Club loans vs syndication: now it's serious
It is rare for a successful fundraising for a reputed name to shed light on some of the deeper problems in the loan market. But some recent acquisition loans in Asia have done exactly that — and have re-opened the debate between syndication and club loans.
For Asian borrowers mulling a new loan, the liquidity available right now can make it tempting to cut corners. Instead of a broad syndication covering as many markets as possible, why not just give some core relationship banks a quick call and wrap up a self-arranged club.
Borrowers going down this route and shunning general syndication have many factors in their favour. For starters, they can get away with razor-thin pricing as top level banks are sure to compete fiercely to get a slice of the action. Hand in hand with the lower cost comes ease and speed of execution. Syndications typically take at least 45 days to wrap up. Clubs are usually done and dusted within a month.
Another bonus for companies going the club route for their regular fundraising needs — general corporate purposes, working capital or refinancing — is that there is less reputational risk. If a borrower were to get a less-than-stellar response in syndication, it might hurt its chances of coming back to the market at levels that it likes.
But there is a flipside. Excessive dependence on a handful of relationship banks can disrupt a company’s long-term fundraising capacity. When times get tougher, those relationships can quickly be redefined — and not in ways that will make the borrower happy.
Banks, too, have their own sets of pro and cons when it comes to lending as a club or leading a syndication. Not only does clubbing offer paltry returns, but it also comes at the cost of lenders being unable to spread the credit risk between themselves. By going for take and hold positions, the risk simply stays on the bank’s balance sheet without any sell-down opportunities.
On the positive side, clubs allow banks to establish strong relationships with borrowers — which might be critical when it comes to securing the ancillary business that will allow them a reasonable return on their lending.
So has it ever been, with all these — mostly balanced — factors feeding into borrowers' and lenders' decisions on how to approach the business. But now something is changing. Clubs are increasingly being considered for more than just run-of-the-mill funding.
This month Chinese state-owned grain trader COFCO sealed a chunky $3.2bn self-arranged club — $1bn of which went towards funding its acquisition of a stake in Noble Agri. There was no problem with securing the funding: 11 banks piled into the deal. But it marked a shift — worrying, for some — in the use of proceeds of club loans.
Acquisition loans have typically been underwritten by top level banks before going into broader syndication — like Gaw Capital’s recent $526m loan via four MLABs, or Air India’s $408m aircraft acquisition bridge led by two.

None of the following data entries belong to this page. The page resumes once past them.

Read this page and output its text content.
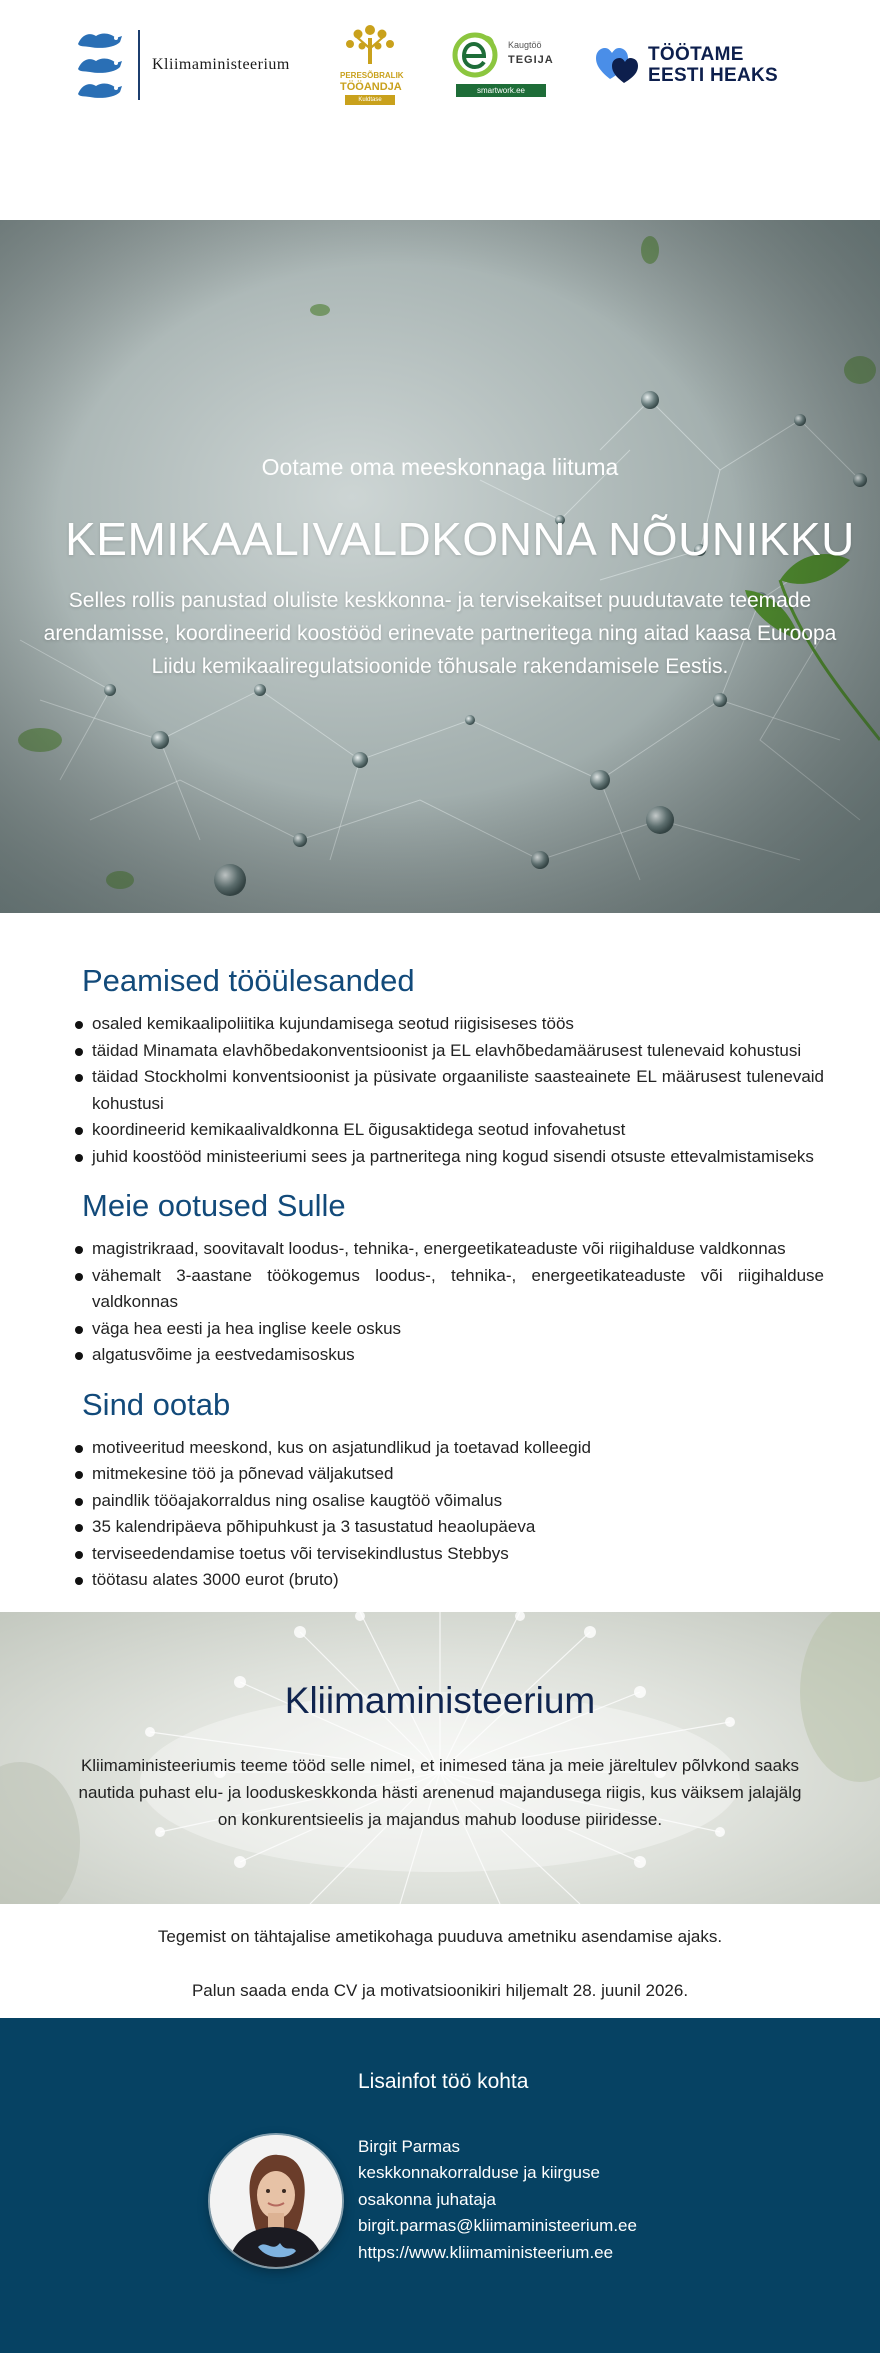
Kliimaministeerium
PERESÕBRALIK
TÖÖANDJA
Kuldtase
Kaugtöö
TEGIJA
smartwork.ee
TÖÖTAME
EESTI HEAKS
Ootame oma meeskonnaga liituma
KEMIKAALIVALDKONNA NÕUNIKKU

Selles rollis panustad oluliste keskkonna- ja tervisekaitset puudutavate teemade arendamisse, koordineerid koostööd erinevate partneritega ning aitad kaasa Euroopa Liidu kemikaaliregulatsioonide tõhusale rakendamisele Eestis.

Peamised tööülesanded
osaled kemikaalipoliitika kujundamisega seotud riigisiseses töös
täidad Minamata elavhõbedakonventsioonist ja EL elavhõbedamäärusest tulenevaid kohustusi
täidad Stockholmi konventsioonist ja püsivate orgaaniliste saasteainete EL määrusest tulenevaid kohustusi
koordineerid kemikaalivaldkonna EL õigusaktidega seotud infovahetust
juhid koostööd ministeeriumi sees ja partneritega ning kogud sisendi otsuste ettevalmistamiseks
Meie ootused Sulle
magistrikraad, soovitavalt loodus-, tehnika-, energeetikateaduste või riigihalduse valdkonnas
vähemalt 3-aastane töökogemus loodus-, tehnika-, energeetikateaduste või riigihalduse valdkonnas
väga hea eesti ja hea inglise keele oskus
algatusvõime ja eestvedamisoskus
Sind ootab
motiveeritud meeskond, kus on asjatundlikud ja toetavad kolleegid
mitmekesine töö ja põnevad väljakutsed
paindlik tööajakorraldus ning osalise kaugtöö võimalus
35 kalendripäeva põhipuhkust ja 3 tasustatud heaolupäeva
terviseedendamise toetus või tervisekindlustus Stebbys
töötasu alates 3000 eurot (bruto)
Kliimaministeerium

Kliimaministeeriumis teeme tööd selle nimel, et inimesed täna ja meie järeltulev põlvkond saaks nautida puhast elu- ja looduskeskkonda hästi arenenud majandusega riigis, kus väiksem jalajälg on konkurentsieelis ja majandus mahub looduse piiridesse.

Tegemist on tähtajalise ametikohaga puuduva ametniku asendamise ajaks.

Palun saada enda CV ja motivatsioonikiri hiljemalt 28. juunil 2026.

Lisainfot töö kohta
Birgit Parmas
keskkonnakorralduse ja kiirguse
osakonna juhataja
birgit.parmas@kliimaministeerium.ee
https://www.kliimaministeerium.ee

Event-driven financing of this sort is only trickling into the market, and banks are therefore desperate to provide underwritten commitments. They typically earn much more for this than they do on ordinary funding, and so they worry that the club route will inevitably push pricing down below where they feel they are being adequately compensated for risk.
If they were prepared to tolerate borrowers wanting clubs for general funding, they are positively hostile to the idea that acquisition loans might go this way too.
COFCO’s deal has certainly shaken some bankers, as did Vitol’s self-arranged $2.05bn acquisition loan in May. The debate between clubs and syndication has now gone up a notch. Issuers should not dismiss it as mere noise that is of little importance as long as they get their funding.
With strategic funding, certainty of smooth execution is more important than ever. In the long run, not bothering to cultivate a deep investor base could carry a painful cost.